Whitening Products in the Philippines

One of the most peculiar things I found in the Philippines is the array of whitening products available in the stores. The range of the products is impressive to the point of national obsession. There are whitening soaps, whitening creams, whitening powders, whitening deodorants, whitening pills, etc etc.

(And as a side note, you can see in these commercials that most of their actors / actresses are mixed Filipino / Caucasian, further promoting the white is better mentality.)

It took me a while to wrap my mind around the purpose of these products, because the concept of wanting to whiten your skin was entirely foreign to me. In the US, people like to have a tan, and on the extreme side may visit tanning beds occasionally. Plus, becoming more tanned due to sun exposure is natural and normal. The idea of popping pills (or using any of these other products) to try to force your skin to turn a color it’s not meant to naturally be is absurd.

First of all, how healthy can it be to use these products to change the color of your skin? Second of all, there’s nothing wrong with the color of Filipinos’ / Filipinas’ skin in the first place! That naturally tanned skin is part of a Filipina’s appeal, at least from my perspective anyways. It’s part of what makes them unique and desirable. I’m not a make-up artist or expert, but beauty products should be used to augment your natural beauty, not change it entirely.

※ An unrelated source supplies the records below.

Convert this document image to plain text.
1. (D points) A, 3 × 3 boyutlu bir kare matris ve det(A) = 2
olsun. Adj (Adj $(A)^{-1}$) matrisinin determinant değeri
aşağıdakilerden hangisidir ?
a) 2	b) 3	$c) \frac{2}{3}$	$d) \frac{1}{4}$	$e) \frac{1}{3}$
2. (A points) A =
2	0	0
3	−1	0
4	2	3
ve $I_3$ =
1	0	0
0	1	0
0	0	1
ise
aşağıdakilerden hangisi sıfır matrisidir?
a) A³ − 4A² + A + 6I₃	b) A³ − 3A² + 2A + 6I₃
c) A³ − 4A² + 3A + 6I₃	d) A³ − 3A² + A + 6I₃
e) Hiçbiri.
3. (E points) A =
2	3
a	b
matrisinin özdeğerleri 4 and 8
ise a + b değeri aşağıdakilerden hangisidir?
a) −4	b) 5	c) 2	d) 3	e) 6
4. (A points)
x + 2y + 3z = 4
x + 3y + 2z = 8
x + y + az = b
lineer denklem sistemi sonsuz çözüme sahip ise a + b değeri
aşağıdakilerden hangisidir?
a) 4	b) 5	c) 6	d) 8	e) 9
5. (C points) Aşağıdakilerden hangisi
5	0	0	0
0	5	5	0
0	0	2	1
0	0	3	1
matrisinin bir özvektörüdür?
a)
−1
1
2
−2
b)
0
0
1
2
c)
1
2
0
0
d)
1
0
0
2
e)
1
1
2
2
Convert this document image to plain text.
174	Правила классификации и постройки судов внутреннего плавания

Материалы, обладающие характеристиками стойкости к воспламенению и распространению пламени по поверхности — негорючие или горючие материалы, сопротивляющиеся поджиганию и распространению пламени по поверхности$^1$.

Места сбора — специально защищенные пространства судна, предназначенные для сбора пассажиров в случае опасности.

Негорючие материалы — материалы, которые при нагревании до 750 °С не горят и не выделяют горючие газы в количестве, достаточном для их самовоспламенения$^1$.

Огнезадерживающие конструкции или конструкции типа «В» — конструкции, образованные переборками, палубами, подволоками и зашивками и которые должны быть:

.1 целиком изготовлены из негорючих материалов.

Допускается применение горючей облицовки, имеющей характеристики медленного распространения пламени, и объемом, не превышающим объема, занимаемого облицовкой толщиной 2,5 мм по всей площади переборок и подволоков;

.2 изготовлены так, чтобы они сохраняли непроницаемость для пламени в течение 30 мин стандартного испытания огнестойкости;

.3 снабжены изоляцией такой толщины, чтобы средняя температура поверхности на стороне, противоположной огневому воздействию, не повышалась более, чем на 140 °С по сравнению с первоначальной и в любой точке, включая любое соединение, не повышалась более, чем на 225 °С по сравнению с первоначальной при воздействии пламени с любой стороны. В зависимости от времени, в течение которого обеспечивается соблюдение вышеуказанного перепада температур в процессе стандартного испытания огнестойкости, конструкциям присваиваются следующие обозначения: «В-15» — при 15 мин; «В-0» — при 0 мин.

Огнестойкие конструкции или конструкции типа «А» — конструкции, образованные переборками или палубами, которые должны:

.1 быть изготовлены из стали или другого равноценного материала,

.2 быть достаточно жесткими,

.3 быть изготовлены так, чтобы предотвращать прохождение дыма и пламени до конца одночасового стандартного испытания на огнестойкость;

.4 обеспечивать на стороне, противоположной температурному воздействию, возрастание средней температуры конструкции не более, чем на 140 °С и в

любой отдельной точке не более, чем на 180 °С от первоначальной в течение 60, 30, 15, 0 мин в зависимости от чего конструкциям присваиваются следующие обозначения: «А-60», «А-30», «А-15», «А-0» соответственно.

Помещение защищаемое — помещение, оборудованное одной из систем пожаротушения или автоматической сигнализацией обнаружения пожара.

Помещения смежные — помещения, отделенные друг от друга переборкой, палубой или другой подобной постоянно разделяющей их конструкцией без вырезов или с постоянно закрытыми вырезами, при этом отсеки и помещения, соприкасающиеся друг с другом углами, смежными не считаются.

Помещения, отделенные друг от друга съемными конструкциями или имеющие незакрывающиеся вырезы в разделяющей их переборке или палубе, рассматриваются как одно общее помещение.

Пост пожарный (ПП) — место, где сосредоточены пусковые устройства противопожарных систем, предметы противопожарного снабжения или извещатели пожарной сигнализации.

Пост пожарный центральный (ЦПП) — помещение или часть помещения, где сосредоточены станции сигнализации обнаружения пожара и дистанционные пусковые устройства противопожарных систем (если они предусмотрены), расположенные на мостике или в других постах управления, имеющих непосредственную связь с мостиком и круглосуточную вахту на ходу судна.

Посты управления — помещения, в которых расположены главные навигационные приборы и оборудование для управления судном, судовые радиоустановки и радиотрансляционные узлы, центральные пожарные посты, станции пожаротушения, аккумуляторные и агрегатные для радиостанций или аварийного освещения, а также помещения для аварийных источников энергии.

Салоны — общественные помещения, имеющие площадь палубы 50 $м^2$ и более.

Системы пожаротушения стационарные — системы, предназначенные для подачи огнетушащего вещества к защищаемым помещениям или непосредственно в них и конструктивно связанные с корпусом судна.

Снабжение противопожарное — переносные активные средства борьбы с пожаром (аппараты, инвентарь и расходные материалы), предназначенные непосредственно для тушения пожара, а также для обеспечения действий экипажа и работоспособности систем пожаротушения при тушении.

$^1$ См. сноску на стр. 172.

My wife explained what she thinks is the reasoning behind this fashion trend. The Philippines has been repeatedly dominated and/or occupied by other countries, including Spain (300 years of occupation), the US and Japan. This constant domination by fair skinned peoples may have caused a “whiter is better” mentality to set in and eventually become part of the national media/pop/fashion mainstream. My wife went on to say that fair skin has an impact on social status as well. The darker your skin is, the more likely you are to be ridiculed or socially ostracized from your peers. This perception is also carried over to visiting foreigners, in that white foreigners are placed on a pedestal and black foreigners are seen simply as a curiosity and an opportunity to try to make some money.